Par Matt Skibinski, avec la contribution d’Alex Cadier et Eric Effron
Le 07/03/2022
Quand les forces du président russe Vladimir Poutine ont envahi l’Ukraine le 24 février 2022, des plateformes technologiques comme Google ont rapidement annoncé qu’elles allaient prendre des mesures décisives pour empêcher la machine de désinformation du Kremlin de fonctionner sur leurs plateformes.
Par exemple, Reuters a rapporté que Google, la plus grande entreprise de publicité programmatique au monde, allait “empêcher les médias financés par l’Etat russe d’utiliser sa technologie publicitaire pour générer des revenus sur ses sites et ses apps”. D’autres plateformes publicitaires et sociétés technologiques ont fait de même.
Toutefois, une nouvelle analyse de NewsGuard montre que, malgré ces déclarations, des dizaines de sites publiant de la désinformation sur la guerre en Ukraine continuent de recevoir des revenus publicitaires de Google et d’autres sociétés publicitaires. Parmi eux figurent des sites qui cachent leurs sources de financement, qui sont enregistrés dans des pays comme Chypre, et qui appartiennent à des personnes proches de Vladimir Poutine. Ces sites font partie d’un écosystème plus vaste de désinformation russe, dans lequel des mythes émergent souvent sur des sites possédés par le Kremlin et sont ensuite diffusés plus largement par un réseau de sites les répétant.

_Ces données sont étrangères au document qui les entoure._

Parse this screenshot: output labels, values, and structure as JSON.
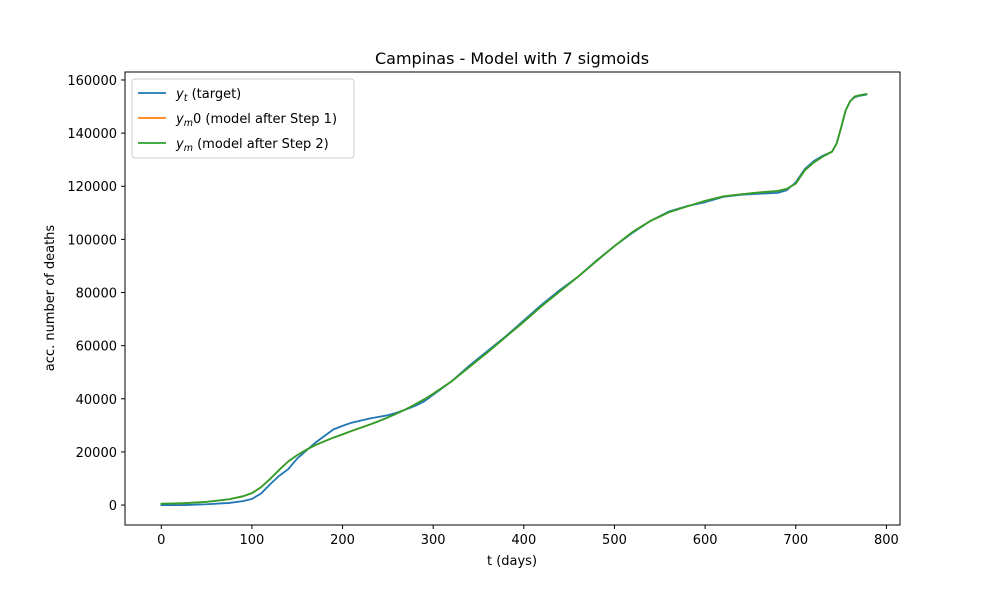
{
  "chart_data": {
    "type": "line",
    "title": "Campinas - Model with 7 sigmoids",
    "xlabel": "t (days)",
    "ylabel": "acc. number of deaths",
    "xlim": [
      -40,
      815
    ],
    "ylim": [
      -7500,
      163000
    ],
    "xticks": [
      0,
      100,
      200,
      300,
      400,
      500,
      600,
      700,
      800
    ],
    "yticks": [
      0,
      20000,
      40000,
      60000,
      80000,
      100000,
      120000,
      140000,
      160000
    ],
    "grid": false,
    "legend_position": "top-left",
    "series": [
      {
        "name_main": "y",
        "name_sub": "t",
        "name_rest": " (target)",
        "color": "#1f77b4",
        "x": [
          0,
          25,
          50,
          75,
          90,
          100,
          110,
          120,
          130,
          140,
          150,
          160,
          170,
          180,
          190,
          200,
          210,
          220,
          230,
          240,
          250,
          260,
          270,
          280,
          290,
          300,
          320,
          340,
          360,
          380,
          400,
          420,
          440,
          460,
          480,
          500,
          520,
          540,
          560,
          580,
          600,
          620,
          640,
          660,
          680,
          690,
          700,
          710,
          720,
          730,
          740,
          745,
          750,
          755,
          760,
          765,
          770,
          778
        ],
        "y": [
          0,
          0,
          300,
          800,
          1500,
          2300,
          4300,
          7800,
          11000,
          13500,
          17500,
          20500,
          23500,
          26000,
          28500,
          29800,
          31000,
          31800,
          32600,
          33200,
          33800,
          34800,
          36000,
          37300,
          39000,
          41500,
          46500,
          52500,
          58000,
          63500,
          69500,
          75500,
          81000,
          86000,
          92000,
          97500,
          102500,
          107000,
          110500,
          112500,
          114000,
          116000,
          116800,
          117200,
          117500,
          118500,
          121500,
          126500,
          129500,
          131500,
          133000,
          136000,
          142000,
          148500,
          152000,
          153500,
          154000,
          154500
        ]
      },
      {
        "name_main": "y",
        "name_sub": "m",
        "name_rest": "0 (model after Step 1)",
        "color": "#ff7f0e",
        "x": [
          0,
          25,
          50,
          75,
          90,
          100,
          110,
          120,
          130,
          140,
          150,
          160,
          170,
          180,
          190,
          200,
          210,
          220,
          230,
          240,
          250,
          260,
          270,
          280,
          290,
          300,
          320,
          340,
          360,
          380,
          400,
          420,
          440,
          460,
          480,
          500,
          520,
          540,
          560,
          580,
          600,
          620,
          640,
          660,
          680,
          690,
          700,
          710,
          720,
          730,
          740,
          745,
          750,
          755,
          760,
          765,
          770,
          778
        ],
        "y": [
          500,
          700,
          1200,
          2200,
          3300,
          4500,
          6700,
          9800,
          13200,
          16400,
          18800,
          20800,
          22600,
          24000,
          25400,
          26600,
          27900,
          29100,
          30300,
          31600,
          33000,
          34500,
          36100,
          37900,
          39800,
          41900,
          46500,
          52000,
          57500,
          63300,
          69000,
          75000,
          80500,
          86000,
          91800,
          97500,
          102800,
          107000,
          110200,
          112400,
          114500,
          116200,
          117000,
          117700,
          118200,
          119000,
          121000,
          126000,
          129000,
          131200,
          133000,
          136000,
          142000,
          148500,
          152000,
          153800,
          154200,
          154700
        ]
      },
      {
        "name_main": "y",
        "name_sub": "m",
        "name_rest": " (model after Step 2)",
        "color": "#2ca02c",
        "x": [
          0,
          25,
          50,
          75,
          90,
          100,
          110,
          120,
          130,
          140,
          150,
          160,
          170,
          180,
          190,
          200,
          210,
          220,
          230,
          240,
          250,
          260,
          270,
          280,
          290,
          300,
          320,
          340,
          360,
          380,
          400,
          420,
          440,
          460,
          480,
          500,
          520,
          540,
          560,
          580,
          600,
          620,
          640,
          660,
          680,
          690,
          700,
          710,
          720,
          730,
          740,
          745,
          750,
          755,
          760,
          765,
          770,
          778
        ],
        "y": [
          500,
          700,
          1200,
          2200,
          3300,
          4500,
          6700,
          9800,
          13200,
          16400,
          18800,
          20800,
          22600,
          24000,
          25400,
          26600,
          27900,
          29100,
          30300,
          31600,
          33000,
          34500,
          36100,
          37900,
          39800,
          41900,
          46500,
          52000,
          57500,
          63300,
          69000,
          75000,
          80500,
          86000,
          91800,
          97500,
          102800,
          107000,
          110200,
          112400,
          114500,
          116200,
          117000,
          117700,
          118200,
          119000,
          121000,
          126000,
          129000,
          131200,
          133000,
          136000,
          142000,
          148500,
          152000,
          153800,
          154200,
          154700
        ]
      }
    ]
  }
}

L’équipe de NewsGuard a analysé un groupe de 116 sites qui ont publié de la désinformation sur la guerre en Ukraine, dont de fausses allégations décrites dans notre Centre de suivi de la Désinformation Russie-Ukraine. Ces sites incluent des sites de médias d’Etat officiels russes, des sites anonymes avec un historique de publication de récits de désinformation russe, des fondations, et des sites de recherche au financement obscur – dont certains au moins ont des liens non révélés avec le gouvernement russe. NewsGuard, qui s’appuie sur neuf critères apolitiques renvoyant à la pratique journalistique de base pour évaluer les sites d’actualité et d’information, avait noté tous ces sites comme Rouge, c’est-à-dire peu fiables, avant l’invasion de l’Ukraine par la Russie.

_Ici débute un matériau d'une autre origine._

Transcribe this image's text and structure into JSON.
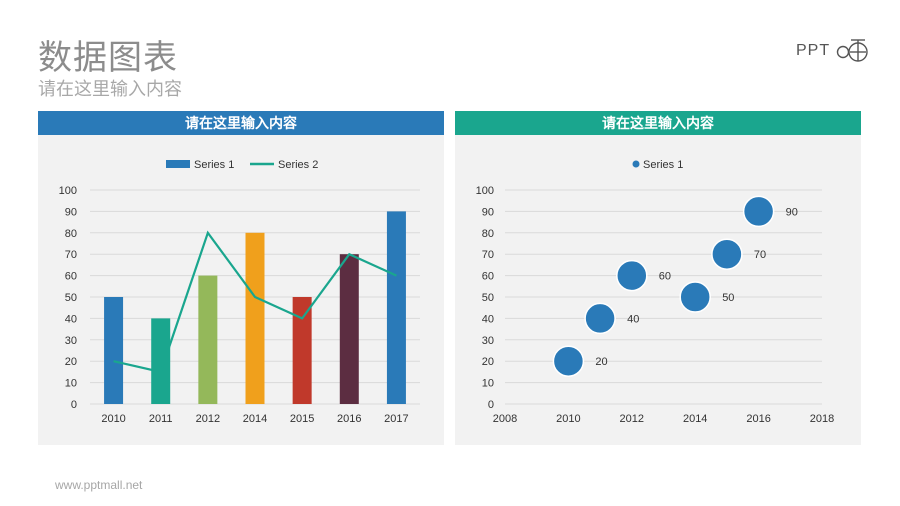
{
  "page": {
    "title": "数据图表",
    "subtitle": "请在这里输入内容",
    "logo_text": "PPT",
    "footer": "www.pptmall.net"
  },
  "colors": {
    "left_header": "#2a7ab8",
    "right_header": "#1aa68e",
    "line_series": "#1aa68e",
    "bubble": "#2a7ab8"
  },
  "chart_data": [
    {
      "type": "bar",
      "header": "请在这里输入内容",
      "categories": [
        "2010",
        "2011",
        "2012",
        "2014",
        "2015",
        "2016",
        "2017"
      ],
      "series": [
        {
          "name": "Series 1",
          "kind": "bar",
          "values": [
            50,
            40,
            60,
            80,
            50,
            70,
            90
          ],
          "colors": [
            "#2a7ab8",
            "#1aa68e",
            "#94b85a",
            "#f0a01c",
            "#c0392b",
            "#5c2d41",
            "#2a7ab8"
          ]
        },
        {
          "name": "Series 2",
          "kind": "line",
          "values": [
            20,
            15,
            80,
            50,
            40,
            70,
            60
          ]
        }
      ],
      "ylim": [
        0,
        100
      ],
      "yticks": [
        0,
        10,
        20,
        30,
        40,
        50,
        60,
        70,
        80,
        90,
        100
      ],
      "legend": "top-center",
      "grid": true
    },
    {
      "type": "scatter",
      "header": "请在这里输入内容",
      "series": [
        {
          "name": "Series 1",
          "x": [
            2010,
            2011,
            2012,
            2014,
            2015,
            2016
          ],
          "y": [
            20,
            40,
            60,
            50,
            70,
            90
          ],
          "labels": [
            "20",
            "40",
            "60",
            "50",
            "70",
            "90"
          ]
        }
      ],
      "xlim": [
        2008,
        2018
      ],
      "xticks": [
        2008,
        2010,
        2012,
        2014,
        2016,
        2018
      ],
      "ylim": [
        0,
        100
      ],
      "yticks": [
        0,
        10,
        20,
        30,
        40,
        50,
        60,
        70,
        80,
        90,
        100
      ],
      "legend": "top-center",
      "grid": true
    }
  ]
}
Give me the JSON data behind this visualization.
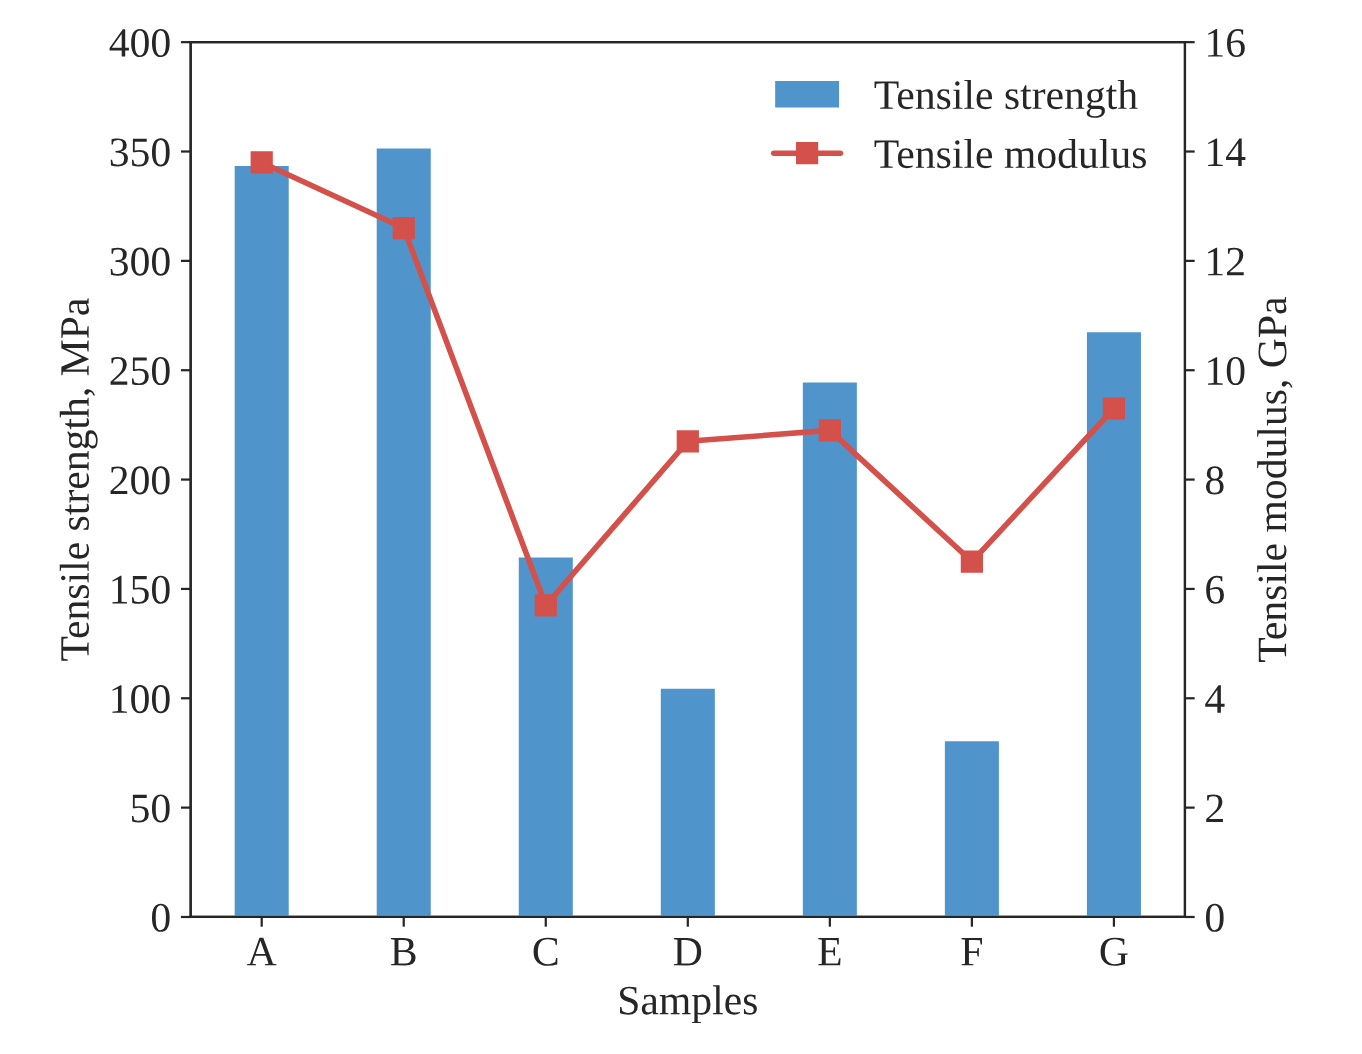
{
  "chart_data": {
    "type": "bar",
    "xlabel": "Samples",
    "ylabel": "Tensile strength, MPa",
    "y2label": "Tensile modulus, GPa",
    "categories": [
      "A",
      "B",
      "C",
      "D",
      "E",
      "F",
      "G"
    ],
    "series": [
      {
        "name": "Tensile strength",
        "color": "#4f95cc",
        "values": [
          344,
          352,
          165,
          105,
          245,
          81,
          268
        ]
      },
      {
        "name": "Tensile modulus",
        "type": "line",
        "axis": "y2",
        "color": "#d4504a",
        "marker": "square",
        "values": [
          13.8,
          12.6,
          5.7,
          8.7,
          8.9,
          6.5,
          9.3
        ]
      }
    ],
    "ylim": [
      0,
      400
    ],
    "yticks": [
      0,
      50,
      100,
      150,
      200,
      250,
      300,
      350,
      400
    ],
    "y2lim": [
      0,
      16
    ],
    "y2ticks": [
      0,
      2,
      4,
      6,
      8,
      10,
      12,
      14,
      16
    ],
    "legend": "top right",
    "grid": false
  }
}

L’analyse de NewsGuard montre que plus de vingt sites parmi ceux relayant de la désinformation russe affichent toujours des publicités et empochent des revenus grâce à celles-ci, et que près des deux tiers de ces publicités sont distribuées par la principale plateforme publicitaire : Google. La publicité programmatique est placée via des algorithmes, ce qui veut dire que les annonceurs qui placent leurs publicités sur ces sites ne les soutiennent pas volontairement, et que leurs PDG et directeurs marketing ne sont sans doute pas au courant que leurs publicités financent la propagande du Kremlin.
Il semble que la publicité programmatique de sociétés technologiques occidentales n’apparaisse plus sur les sites de RT et Sputnik News, bien connus pour être financés par le gouvernement russe, et identifiés ces derniers jours par des responsables de l’Union européenne. C’est sans doute parce qu’il a été demandé aux plateformes de prendre des mesures de sanction contre ces deux sites. Par exemple, Google ne place plus de publicités programmatiques sur les sites de Sputnik News, et a récemment été remplacé en cela par la société de technologie publicitaire russe Yandex.
Toutefois, l’analyse de NewsGuard montre qu’il existe de nombreux autres sites publiant de la désinformation russe justifiant l’invasion de l’Ukraine qui continuent de tirer des profits de la publicité programmatique distribuée par des fournisseurs américains de technologie publicitaire.